They say you never forget how to ride a bike. That's only true if you learnt in the first place...

Tuesday, 8 April 2014

Pave-Dwelling Troglodytes

Yeah, I know the title doesn't scan very well, but you'll see why I've done that if you carry on reading!

Today is a cycling day.  It isn't really supposed to be a cycling day, it is supposed to be a swimming day, but I did today's swimming on Sunday and didn't do Sunday's cycling, so I'm doing Sunday's cycling today (got it? Good.)  I wasn't all that keen on getting out of bed this morning and that meant that I didn't leave the house until gone 8.30.  I thought this was going to be a problem because Sunday's cycle was meant to be a long one, and even though the two rides today (into and home from work) would add up to roughly the right amount of time, I felt like I needed to do a little bit more.
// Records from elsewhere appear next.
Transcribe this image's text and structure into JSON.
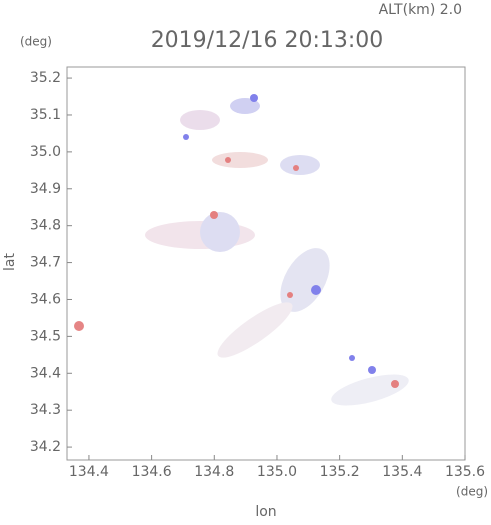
{
  "chart_data": {
    "type": "radar-map",
    "title": "2019/12/16 20:13:00",
    "altitude_label": "ALT(km)  2.0",
    "x_label": "lon",
    "y_label": "lat",
    "x_unit": "(deg)",
    "y_unit": "(deg)",
    "xlim": [
      134.33,
      135.6
    ],
    "ylim": [
      34.165,
      35.23
    ],
    "xticks": [
      134.4,
      134.6,
      134.8,
      {
        "value": 135,
        "label": "135.0"
      },
      135.2,
      135.4,
      135.6
    ],
    "yticks": [
      34.2,
      34.3,
      34.4,
      34.5,
      34.6,
      34.7,
      34.8,
      34.9,
      {
        "value": 35,
        "label": "35.0"
      },
      35.1,
      35.2
    ]
  }
}
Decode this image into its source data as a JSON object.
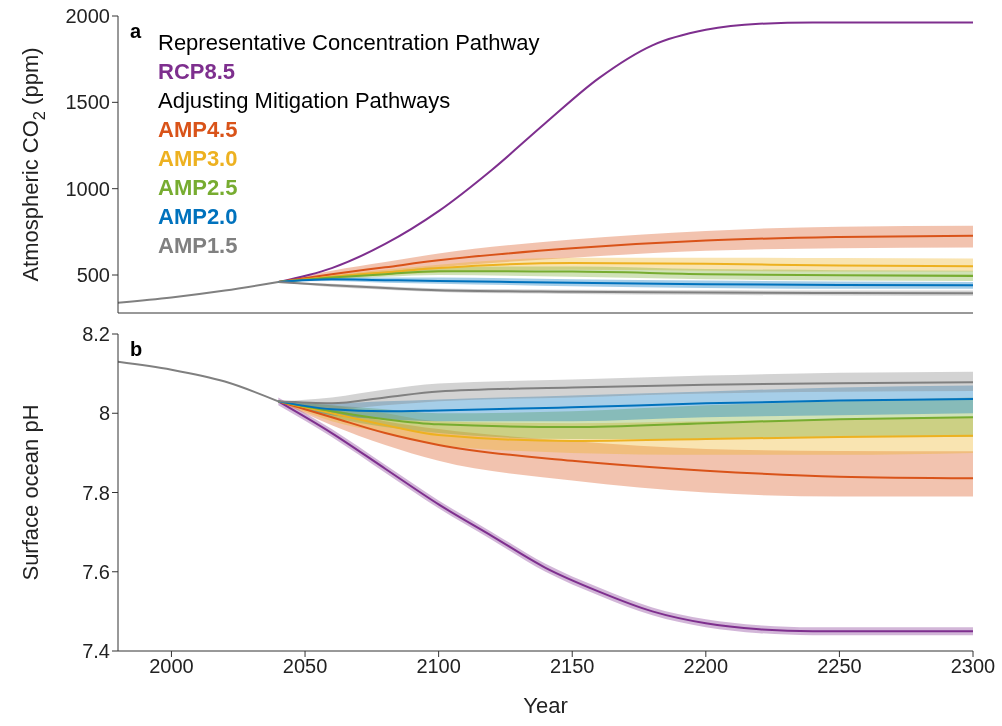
{
  "chart_data": [
    {
      "type": "line",
      "title": "a",
      "ylabel": "Atmospheric CO$_{2}$ (ppm)",
      "xlim": [
        1980,
        2300
      ],
      "ylim": [
        280,
        2000
      ],
      "yticks": [
        500,
        1000,
        1500,
        2000
      ],
      "tick_labels": "y",
      "legend": "top left",
      "annotations": [
        "Representative Concentration Pathway",
        "Adjusting Mitigation Pathways"
      ],
      "series": [
        {
          "color": "#808080",
          "x": [
            1980,
            2000,
            2020,
            2040
          ],
          "values": [
            340,
            370,
            410,
            460
          ]
        },
        {
          "name": "RCP8.5",
          "color": "#7e2f8e",
          "x": [
            2040,
            2060,
            2080,
            2100,
            2120,
            2140,
            2160,
            2180,
            2200,
            2220,
            2240,
            2300
          ],
          "values": [
            460,
            540,
            680,
            870,
            1110,
            1380,
            1640,
            1830,
            1920,
            1955,
            1962,
            1962
          ]
        },
        {
          "name": "AMP4.5",
          "color": "#d95319",
          "x": [
            2040,
            2060,
            2080,
            2100,
            2150,
            2200,
            2250,
            2300
          ],
          "values": [
            460,
            505,
            545,
            585,
            655,
            700,
            720,
            728
          ],
          "lower": [
            460,
            485,
            515,
            545,
            600,
            640,
            655,
            660
          ],
          "upper": [
            460,
            525,
            575,
            625,
            705,
            755,
            780,
            785
          ]
        },
        {
          "name": "AMP3.0",
          "color": "#edb120",
          "x": [
            2040,
            2060,
            2080,
            2100,
            2150,
            2200,
            2250,
            2300
          ],
          "values": [
            460,
            490,
            515,
            540,
            570,
            565,
            555,
            551
          ],
          "lower": [
            460,
            480,
            500,
            515,
            530,
            525,
            520,
            520
          ],
          "upper": [
            460,
            500,
            530,
            560,
            600,
            600,
            598,
            595
          ]
        },
        {
          "name": "AMP2.5",
          "color": "#77ac30",
          "x": [
            2040,
            2060,
            2080,
            2100,
            2150,
            2200,
            2250,
            2300
          ],
          "values": [
            460,
            485,
            505,
            522,
            520,
            505,
            498,
            495
          ],
          "lower": [
            460,
            475,
            490,
            500,
            490,
            475,
            468,
            465
          ],
          "upper": [
            460,
            495,
            520,
            545,
            550,
            535,
            528,
            525
          ]
        },
        {
          "name": "AMP2.0",
          "color": "#0072bd",
          "x": [
            2040,
            2060,
            2080,
            2100,
            2150,
            2200,
            2250,
            2300
          ],
          "values": [
            460,
            475,
            470,
            466,
            455,
            447,
            442,
            440
          ],
          "lower": [
            460,
            465,
            455,
            450,
            435,
            425,
            420,
            420
          ],
          "upper": [
            460,
            485,
            485,
            485,
            475,
            468,
            462,
            460
          ]
        },
        {
          "name": "AMP1.5",
          "color": "#808080",
          "x": [
            2040,
            2060,
            2080,
            2100,
            2150,
            2200,
            2250,
            2300
          ],
          "values": [
            460,
            440,
            425,
            412,
            403,
            398,
            396,
            395
          ],
          "lower": [
            460,
            430,
            415,
            402,
            390,
            385,
            382,
            380
          ],
          "upper": [
            460,
            450,
            435,
            422,
            415,
            412,
            410,
            410
          ]
        }
      ]
    },
    {
      "type": "line",
      "title": "b",
      "xlabel": "Year",
      "ylabel": "Surface ocean pH",
      "xlim": [
        1980,
        2300
      ],
      "xticks": [
        2000,
        2050,
        2100,
        2150,
        2200,
        2250,
        2300
      ],
      "ylim": [
        7.4,
        8.2
      ],
      "yticks": [
        7.4,
        7.6,
        7.8,
        8,
        8.2
      ],
      "series": [
        {
          "color": "#808080",
          "x": [
            1980,
            2000,
            2020,
            2040
          ],
          "values": [
            8.13,
            8.11,
            8.08,
            8.03
          ]
        },
        {
          "color": "#7e2f8e",
          "x": [
            2040,
            2060,
            2080,
            2100,
            2120,
            2140,
            2160,
            2180,
            2200,
            2220,
            2240,
            2300
          ],
          "values": [
            8.03,
            7.95,
            7.86,
            7.77,
            7.69,
            7.61,
            7.55,
            7.5,
            7.47,
            7.455,
            7.45,
            7.45
          ],
          "lower": [
            8.02,
            7.94,
            7.85,
            7.76,
            7.68,
            7.6,
            7.54,
            7.49,
            7.46,
            7.445,
            7.44,
            7.44
          ],
          "upper": [
            8.04,
            7.96,
            7.87,
            7.78,
            7.7,
            7.62,
            7.56,
            7.51,
            7.48,
            7.465,
            7.46,
            7.46
          ]
        },
        {
          "color": "#d95319",
          "x": [
            2040,
            2060,
            2080,
            2100,
            2150,
            2200,
            2250,
            2300
          ],
          "values": [
            8.03,
            7.99,
            7.95,
            7.92,
            7.88,
            7.855,
            7.84,
            7.836
          ],
          "lower": [
            8.03,
            7.97,
            7.92,
            7.88,
            7.83,
            7.8,
            7.79,
            7.79
          ],
          "upper": [
            8.03,
            8.01,
            7.98,
            7.96,
            7.93,
            7.91,
            7.905,
            7.904
          ]
        },
        {
          "color": "#edb120",
          "x": [
            2040,
            2060,
            2080,
            2100,
            2150,
            2200,
            2250,
            2300
          ],
          "values": [
            8.03,
            8,
            7.97,
            7.945,
            7.93,
            7.935,
            7.94,
            7.943
          ],
          "lower": [
            8.03,
            7.98,
            7.95,
            7.92,
            7.9,
            7.895,
            7.895,
            7.9
          ],
          "upper": [
            8.03,
            8.02,
            8,
            7.98,
            7.975,
            7.98,
            7.985,
            7.99
          ]
        },
        {
          "color": "#77ac30",
          "x": [
            2040,
            2060,
            2080,
            2100,
            2150,
            2200,
            2250,
            2300
          ],
          "values": [
            8.03,
            8.005,
            7.985,
            7.972,
            7.965,
            7.975,
            7.985,
            7.99
          ],
          "lower": [
            8.03,
            7.99,
            7.965,
            7.95,
            7.935,
            7.935,
            7.94,
            7.94
          ],
          "upper": [
            8.03,
            8.02,
            8.01,
            8,
            8.005,
            8.02,
            8.03,
            8.04
          ]
        },
        {
          "color": "#0072bd",
          "x": [
            2040,
            2060,
            2080,
            2100,
            2150,
            2200,
            2250,
            2300
          ],
          "values": [
            8.03,
            8.01,
            8.005,
            8.007,
            8.015,
            8.025,
            8.032,
            8.036
          ],
          "lower": [
            8.03,
            7.995,
            7.985,
            7.98,
            7.98,
            7.99,
            7.995,
            8
          ],
          "upper": [
            8.03,
            8.025,
            8.03,
            8.035,
            8.045,
            8.055,
            8.065,
            8.07
          ]
        },
        {
          "color": "#808080",
          "x": [
            2040,
            2060,
            2080,
            2100,
            2150,
            2200,
            2250,
            2300
          ],
          "values": [
            8.03,
            8.025,
            8.04,
            8.055,
            8.065,
            8.072,
            8.076,
            8.078
          ],
          "lower": [
            8.03,
            8.01,
            8.02,
            8.03,
            8.04,
            8.05,
            8.054,
            8.056
          ],
          "upper": [
            8.03,
            8.04,
            8.06,
            8.075,
            8.085,
            8.095,
            8.102,
            8.105
          ]
        }
      ]
    }
  ]
}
As I mentioned in a previous post, the presence of a circus and a fair in Finsbury Park precludes circuits at the moment, so scooting around there a couple of times was out.  Then I remembered the deer in Clissold Park and decided I would go and say good morning to them.  This turned out to be a Good Idea, as I got up this morning feeling very nervous for some reason - I can only presume that it was nerves about cycling that did it as there isn't anything else that I'm nervous about at the moment.  I managed to get myself to Finsbury Park, then realised that, yet again, I had forgotten to start my Garmin sports watch, so would have to add a kilometre onto my morning's recorded distance.

I was still feeling a little nervy by the time I got to Clissold Park, but it is amazing what the sight of a few fallow deer prancing about (literally - I'm not even joking) in their bucolic pasture can do to calm the spirit.  I'm trying to work out how I can go and see the deer over and over again, but without ever losing the feeling of how special it is to be able to see them in the middle of Hackney.  Maybe I should only go and see them every couple of weeks.  I don't know, I'll figure it out.

It was a good job that the deer calmed me down, because it was just after I left the park that I came across the life-form referenced in the title of this post - the Pave-Dwelling Troglodyte.  Now, if you've been reading this blog for a while, you'll know that I am (or, at least, I try to be) a law-abiding cyclist.  I stop at red lights, I don't ride on the pavement, I have lights all over me when riding at night and so on.  I also try to be courteous to other road users, partly because it's just the right thing to do and partly because I feel I need to redress the balance a bit against all those rubbish cyclists that give all us good cyclists a bad name with drivers and pedestrians alike.  I'm the first to admit that I don't always get it right, but my intentions are good and most of the time I do get it right.  Until now, there has been a steady stream of cyclists on my route into work who have decided that traffic lights just don't apply to them and have gone straight through, regardless of what else is going on around them.  I've seen a couple of near misses and seen one car shunt another because the front car had to brake suddenly to avoid a bike.

However, there now seems to be a new way of light jumping.  I say "new" - I'm sure it isn't new at all, but this morning I noticed it in volume for the first time.  I saw no fewer than 12 cyclists this morning who mounted the pavement just before a traffic light that was on red, cycled across the pedestrian crossing (on the green man) for the perpendicular road at the junction, onto the pavement on the other side and then rejoined the road on the other side of the junction, all before the lights for the road they were theoretically travelling on turned green.  In their minds, this works because they are, technically speaking, not jumping a red light, because they are not on the carriageway.  However, they are still breaking the law by riding on the pavement and they are being Bad Cyclists in any event because they are scaring the bejeezus out of the pedestrians trying to use the crossing that has been put there for their safety.  This displeases me greatly.

There are all sorts of arguments about whether cyclists should be able to cross junctions or turn left or whatever on a red light but, until someone decides to change the law, jumping a red light is illegal and no-one should do it, driver or cyclist.  To my mind, saying "I think the law should be that I can jump a red light, so I'm going to do it anyway and that's OK" is a bit like saying "I think the law should be that I can steal stuff, so I'm going to do it anyway and that's OK".  It's not OK, don't do it (either thing, that is!)

The rest of my journey was fairly uneventful, but when I got to the place where I get off my bike to go to the office (the one way system means I have to stop on Moorgate and then walk through a passageway, I happened to glance up at a clock on a bank building and saw that it was only 9.14.  With my little detour through the park, I had expected my journey to be quite a bit longer than normal, but when you add my first kilometre onto the 38 minutes showing on my Garmin and take into account that I didn't leave the house until gone 8.30, I think it only took me about 42 minutes including the detour to get into the office.  I may need to go and see the deer again on the way home to make sure I've done enough today...

This morning's cycle was 8.66km, taking my cycling total up to 82.27km.